Sito dell'A.N.P.I. di LISSONE - Sezione "Emilio Diligenti"

Di quanta terra ha bisogno un uomo?

13 Mars 2008 , Rédigé par anpi-lissone Publié dans #II guerra mondiale

Quando si esaminano le ambizioni iperottimistiche di Hitler nella fase iniziale della campagna di Russia (estate 1941), risulta chiaro che non aveva mai letto, o non aveva assimilato, il racconto di Lev Tolstoj, «Di quanta terra ha bisogno un uomo?», scritto nel 1886.

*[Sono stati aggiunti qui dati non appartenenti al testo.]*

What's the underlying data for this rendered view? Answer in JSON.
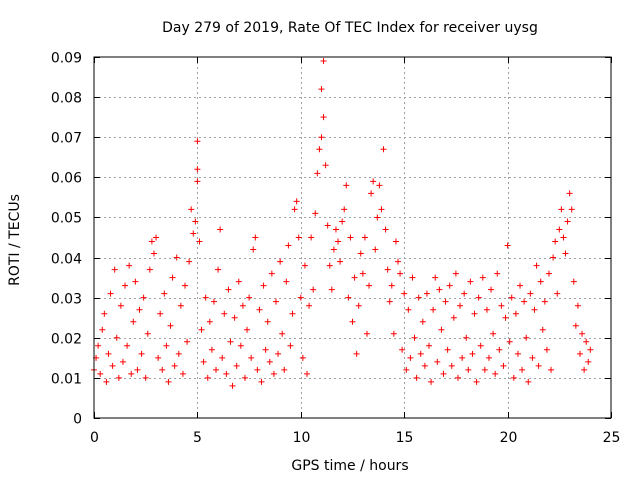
{
  "chart_data": {
    "type": "scatter",
    "title": "Day 279 of 2019, Rate Of TEC Index for receiver uysg",
    "xlabel": "GPS time / hours",
    "ylabel": "ROTI / TECUs",
    "xlim": [
      0,
      25
    ],
    "ylim": [
      0,
      0.09
    ],
    "xticks": [
      0,
      5,
      10,
      15,
      20,
      25
    ],
    "xtick_labels": [
      "0",
      "5",
      "10",
      "15",
      "20",
      "25"
    ],
    "yticks": [
      0,
      0.01,
      0.02,
      0.03,
      0.04,
      0.05,
      0.06,
      0.07,
      0.08,
      0.09
    ],
    "ytick_labels": [
      "0",
      "0.01",
      "0.02",
      "0.03",
      "0.04",
      "0.05",
      "0.06",
      "0.07",
      "0.08",
      "0.09"
    ],
    "grid": true,
    "marker": "+",
    "color": "#ff0000",
    "series": [
      {
        "name": "ROTI",
        "points": [
          [
            0.0,
            0.012
          ],
          [
            0.1,
            0.015
          ],
          [
            0.2,
            0.018
          ],
          [
            0.3,
            0.011
          ],
          [
            0.4,
            0.022
          ],
          [
            0.5,
            0.026
          ],
          [
            0.6,
            0.009
          ],
          [
            0.7,
            0.016
          ],
          [
            0.8,
            0.031
          ],
          [
            0.9,
            0.013
          ],
          [
            1.0,
            0.037
          ],
          [
            1.1,
            0.02
          ],
          [
            1.2,
            0.01
          ],
          [
            1.3,
            0.028
          ],
          [
            1.4,
            0.014
          ],
          [
            1.5,
            0.033
          ],
          [
            1.6,
            0.018
          ],
          [
            1.7,
            0.038
          ],
          [
            1.8,
            0.011
          ],
          [
            1.9,
            0.024
          ],
          [
            2.0,
            0.034
          ],
          [
            2.1,
            0.012
          ],
          [
            2.2,
            0.027
          ],
          [
            2.3,
            0.016
          ],
          [
            2.4,
            0.03
          ],
          [
            2.5,
            0.01
          ],
          [
            2.6,
            0.021
          ],
          [
            2.7,
            0.037
          ],
          [
            2.8,
            0.044
          ],
          [
            2.9,
            0.041
          ],
          [
            3.0,
            0.045
          ],
          [
            3.1,
            0.015
          ],
          [
            3.2,
            0.026
          ],
          [
            3.3,
            0.012
          ],
          [
            3.4,
            0.031
          ],
          [
            3.5,
            0.018
          ],
          [
            3.6,
            0.009
          ],
          [
            3.7,
            0.023
          ],
          [
            3.8,
            0.035
          ],
          [
            3.9,
            0.013
          ],
          [
            4.0,
            0.04
          ],
          [
            4.1,
            0.016
          ],
          [
            4.2,
            0.028
          ],
          [
            4.3,
            0.011
          ],
          [
            4.4,
            0.033
          ],
          [
            4.5,
            0.019
          ],
          [
            4.6,
            0.039
          ],
          [
            4.7,
            0.052
          ],
          [
            4.8,
            0.046
          ],
          [
            4.9,
            0.049
          ],
          [
            5.0,
            0.069
          ],
          [
            5.0,
            0.062
          ],
          [
            5.0,
            0.059
          ],
          [
            5.1,
            0.044
          ],
          [
            5.2,
            0.022
          ],
          [
            5.3,
            0.014
          ],
          [
            5.4,
            0.03
          ],
          [
            5.5,
            0.01
          ],
          [
            5.6,
            0.024
          ],
          [
            5.7,
            0.017
          ],
          [
            5.8,
            0.029
          ],
          [
            5.9,
            0.012
          ],
          [
            6.0,
            0.037
          ],
          [
            6.1,
            0.047
          ],
          [
            6.2,
            0.015
          ],
          [
            6.3,
            0.026
          ],
          [
            6.4,
            0.011
          ],
          [
            6.5,
            0.032
          ],
          [
            6.6,
            0.019
          ],
          [
            6.7,
            0.008
          ],
          [
            6.8,
            0.025
          ],
          [
            6.9,
            0.013
          ],
          [
            7.0,
            0.034
          ],
          [
            7.1,
            0.018
          ],
          [
            7.2,
            0.028
          ],
          [
            7.3,
            0.01
          ],
          [
            7.4,
            0.022
          ],
          [
            7.5,
            0.03
          ],
          [
            7.6,
            0.015
          ],
          [
            7.7,
            0.042
          ],
          [
            7.8,
            0.045
          ],
          [
            7.9,
            0.012
          ],
          [
            8.0,
            0.027
          ],
          [
            8.1,
            0.009
          ],
          [
            8.2,
            0.033
          ],
          [
            8.3,
            0.017
          ],
          [
            8.4,
            0.024
          ],
          [
            8.5,
            0.014
          ],
          [
            8.6,
            0.036
          ],
          [
            8.7,
            0.011
          ],
          [
            8.8,
            0.029
          ],
          [
            8.9,
            0.016
          ],
          [
            9.0,
            0.039
          ],
          [
            9.1,
            0.021
          ],
          [
            9.2,
            0.012
          ],
          [
            9.3,
            0.034
          ],
          [
            9.4,
            0.043
          ],
          [
            9.5,
            0.018
          ],
          [
            9.6,
            0.026
          ],
          [
            9.7,
            0.052
          ],
          [
            9.8,
            0.054
          ],
          [
            9.9,
            0.045
          ],
          [
            10.0,
            0.03
          ],
          [
            10.1,
            0.015
          ],
          [
            10.2,
            0.038
          ],
          [
            10.3,
            0.011
          ],
          [
            10.4,
            0.028
          ],
          [
            10.5,
            0.045
          ],
          [
            10.6,
            0.032
          ],
          [
            10.7,
            0.051
          ],
          [
            10.8,
            0.061
          ],
          [
            10.9,
            0.067
          ],
          [
            11.0,
            0.07
          ],
          [
            11.0,
            0.082
          ],
          [
            11.1,
            0.089
          ],
          [
            11.1,
            0.075
          ],
          [
            11.2,
            0.063
          ],
          [
            11.3,
            0.048
          ],
          [
            11.4,
            0.038
          ],
          [
            11.5,
            0.032
          ],
          [
            11.6,
            0.042
          ],
          [
            11.7,
            0.047
          ],
          [
            11.8,
            0.044
          ],
          [
            11.9,
            0.039
          ],
          [
            12.0,
            0.049
          ],
          [
            12.1,
            0.052
          ],
          [
            12.2,
            0.058
          ],
          [
            12.3,
            0.03
          ],
          [
            12.4,
            0.045
          ],
          [
            12.5,
            0.024
          ],
          [
            12.6,
            0.035
          ],
          [
            12.7,
            0.016
          ],
          [
            12.8,
            0.028
          ],
          [
            12.9,
            0.041
          ],
          [
            13.0,
            0.036
          ],
          [
            13.1,
            0.045
          ],
          [
            13.2,
            0.021
          ],
          [
            13.3,
            0.033
          ],
          [
            13.4,
            0.056
          ],
          [
            13.5,
            0.059
          ],
          [
            13.6,
            0.042
          ],
          [
            13.7,
            0.05
          ],
          [
            13.8,
            0.058
          ],
          [
            13.9,
            0.052
          ],
          [
            14.0,
            0.067
          ],
          [
            14.1,
            0.047
          ],
          [
            14.2,
            0.037
          ],
          [
            14.3,
            0.029
          ],
          [
            14.4,
            0.033
          ],
          [
            14.5,
            0.021
          ],
          [
            14.6,
            0.044
          ],
          [
            14.7,
            0.039
          ],
          [
            14.8,
            0.036
          ],
          [
            14.9,
            0.017
          ],
          [
            15.0,
            0.031
          ],
          [
            15.1,
            0.012
          ],
          [
            15.2,
            0.027
          ],
          [
            15.3,
            0.015
          ],
          [
            15.4,
            0.035
          ],
          [
            15.5,
            0.02
          ],
          [
            15.6,
            0.01
          ],
          [
            15.7,
            0.03
          ],
          [
            15.8,
            0.016
          ],
          [
            15.9,
            0.024
          ],
          [
            16.0,
            0.013
          ],
          [
            16.1,
            0.031
          ],
          [
            16.2,
            0.018
          ],
          [
            16.3,
            0.009
          ],
          [
            16.4,
            0.027
          ],
          [
            16.5,
            0.035
          ],
          [
            16.6,
            0.014
          ],
          [
            16.7,
            0.032
          ],
          [
            16.8,
            0.022
          ],
          [
            16.9,
            0.011
          ],
          [
            17.0,
            0.029
          ],
          [
            17.1,
            0.017
          ],
          [
            17.2,
            0.033
          ],
          [
            17.3,
            0.013
          ],
          [
            17.4,
            0.025
          ],
          [
            17.5,
            0.036
          ],
          [
            17.6,
            0.01
          ],
          [
            17.7,
            0.028
          ],
          [
            17.8,
            0.015
          ],
          [
            17.9,
            0.031
          ],
          [
            18.0,
            0.02
          ],
          [
            18.1,
            0.012
          ],
          [
            18.2,
            0.034
          ],
          [
            18.3,
            0.016
          ],
          [
            18.4,
            0.026
          ],
          [
            18.5,
            0.009
          ],
          [
            18.6,
            0.03
          ],
          [
            18.7,
            0.018
          ],
          [
            18.8,
            0.035
          ],
          [
            18.9,
            0.012
          ],
          [
            19.0,
            0.027
          ],
          [
            19.1,
            0.015
          ],
          [
            19.2,
            0.032
          ],
          [
            19.3,
            0.021
          ],
          [
            19.4,
            0.011
          ],
          [
            19.5,
            0.036
          ],
          [
            19.6,
            0.017
          ],
          [
            19.7,
            0.028
          ],
          [
            19.8,
            0.013
          ],
          [
            19.9,
            0.025
          ],
          [
            20.0,
            0.043
          ],
          [
            20.1,
            0.019
          ],
          [
            20.2,
            0.03
          ],
          [
            20.3,
            0.01
          ],
          [
            20.4,
            0.026
          ],
          [
            20.5,
            0.016
          ],
          [
            20.6,
            0.033
          ],
          [
            20.7,
            0.012
          ],
          [
            20.8,
            0.029
          ],
          [
            20.9,
            0.02
          ],
          [
            21.0,
            0.009
          ],
          [
            21.1,
            0.031
          ],
          [
            21.2,
            0.015
          ],
          [
            21.3,
            0.027
          ],
          [
            21.4,
            0.038
          ],
          [
            21.5,
            0.013
          ],
          [
            21.6,
            0.034
          ],
          [
            21.7,
            0.022
          ],
          [
            21.8,
            0.029
          ],
          [
            21.9,
            0.017
          ],
          [
            22.0,
            0.036
          ],
          [
            22.1,
            0.012
          ],
          [
            22.2,
            0.04
          ],
          [
            22.3,
            0.044
          ],
          [
            22.4,
            0.031
          ],
          [
            22.5,
            0.047
          ],
          [
            22.6,
            0.052
          ],
          [
            22.7,
            0.045
          ],
          [
            22.8,
            0.041
          ],
          [
            22.9,
            0.049
          ],
          [
            23.0,
            0.056
          ],
          [
            23.1,
            0.052
          ],
          [
            23.2,
            0.034
          ],
          [
            23.3,
            0.023
          ],
          [
            23.4,
            0.028
          ],
          [
            23.5,
            0.016
          ],
          [
            23.6,
            0.021
          ],
          [
            23.7,
            0.012
          ],
          [
            23.8,
            0.019
          ],
          [
            23.9,
            0.014
          ],
          [
            24.0,
            0.017
          ]
        ]
      }
    ]
  }
}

Vi si narra di un contadino benestante di nome Pahom che viene a sapere di una ricca terra nel paese dei BakSir, al di là del Volga. Sono gente semplice e lui potrebbe avere tutta la terra che vuole senza tanti problemi. Quando giunge nel territorio dei Baksir, gli dicono che per mille rubli potrà avere tutta la terra che riuscirà a percorrere nel corso di una giornata. Disprezzandoli per la loro mancanza di furbizia, Pahom è tutto contento. È sicuro di poter coprire una lunga distanza. Ma appena si mette in viaggio vede tante cose belle e decide di includerle nel suo percorso: uno stagno laggiù, una distesa di terra adatta alla coltivazione del lino ecc. Poi si accorge che il sole comincia a calare. Comprendendo che rischia di perdere tutto, corre sempre più in fretta per tornare in tempo. «Ne ho presa troppa», dice tra sé, «e ho rovinato tutto.» Lo sforzo lo uccide. Muore proprio sul traguardo ed è lì che viene sepolto. «Un metro e ottanta dalla testa ai piedi era tutta la terra di cui aveva bisogno», conclude Tolstoj. A distanza di meno di sessant'anni, l'unica differenza era che nella steppa non era sepolto un uomo solo, ma centinaia di migliaia di soldati.